Sage has one of the most extensive partner programs available for the business software industry. Like QuickBooks, it also offers niche-specific software products like the Peachtree series: Accountants' Edition, Construction, Distribution, Manufacturing and Nonprofits.

"What we see is people want software geared towards their business," said Taylor Macdonald, executive vice president of channel and sales operations at Sage Software. "The sweet spot is to be in the market you know well [as a partner] and have a great level of expertise."

Intacct offers a traditional partner program like Sage and Microsoft, with independent software vendors attaching their niche software to work as an add-on application to the Intacct ERP base solution. But Intacct also offers CustomERP, a feature released last July, as an open-source-code customizing tool for their partners that allows them to build niche-specific features for the Intacct ERP module.

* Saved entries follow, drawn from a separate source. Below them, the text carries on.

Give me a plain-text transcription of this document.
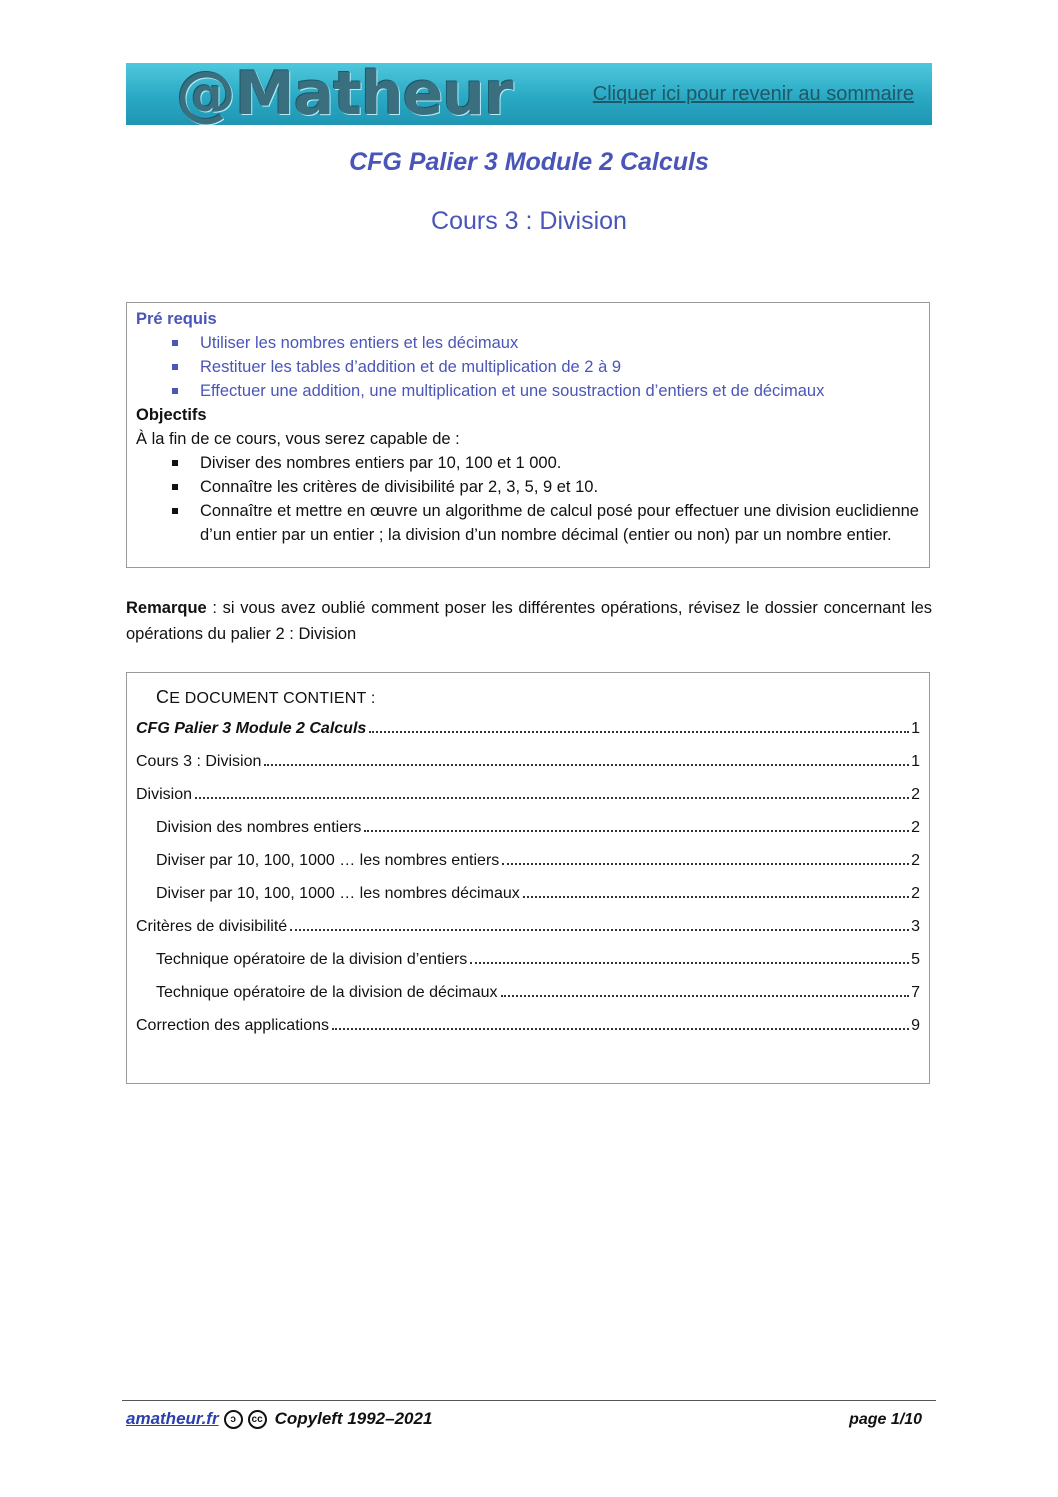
@Matheur	Cliquer ici pour revenir au sommaire
CFG Palier 3 Module 2 Calculs
Cours 3 : Division
Pré requis
Utiliser les nombres entiers et les décimaux
Restituer les tables d’addition et de multiplication de 2 à 9
Effectuer une addition, une multiplication et une soustraction d’entiers et de décimaux
Objectifs
À la fin de ce cours, vous serez capable de :
Diviser des nombres entiers par 10, 100 et 1 000.
Connaître les critères de divisibilité par 2, 3, 5, 9 et 10.
Connaître et mettre en œuvre un algorithme de calcul posé pour effectuer une division euclidienne d’un entier par un entier ; la division d’un nombre décimal (entier ou non) par un nombre entier.
Remarque : si vous avez oublié comment poser les différentes opérations, révisez le dossier concernant les opérations du palier 2 : Division
CE DOCUMENT CONTIENT :
CFG Palier 3 Module 2 Calculs	1
Cours 3 : Division	1
Division	2
Division des nombres entiers	2
Diviser par 10, 100, 1000 … les nombres entiers	2
Diviser par 10, 100, 1000 … les nombres décimaux	2
Critères de divisibilité	3
Technique opératoire de la division d’entiers	5
Technique opératoire de la division de décimaux	7
Correction des applications	9
amatheur.fr	ↄ	cc Copyleft 1992–2021	page 1/10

"Really, software has limitations," said Intacct's chief marketing officer, Craig Remy. "That's why we built CustomERP, it's still one solution that an outsourcer can go in and customize it to your industry."

For accountants like Gurrie's Zabinski, however, advising her clients to buy niche software just does not pay.

"I don't see value in it," said Zabinski. "You pay an auditor maybe an extra $1,000 to perform the niche-specific auditing, but you can pay $2,500 for the module or features. [And] to buy a license for every client and buy every single different program my clients are on - I just can't afford that."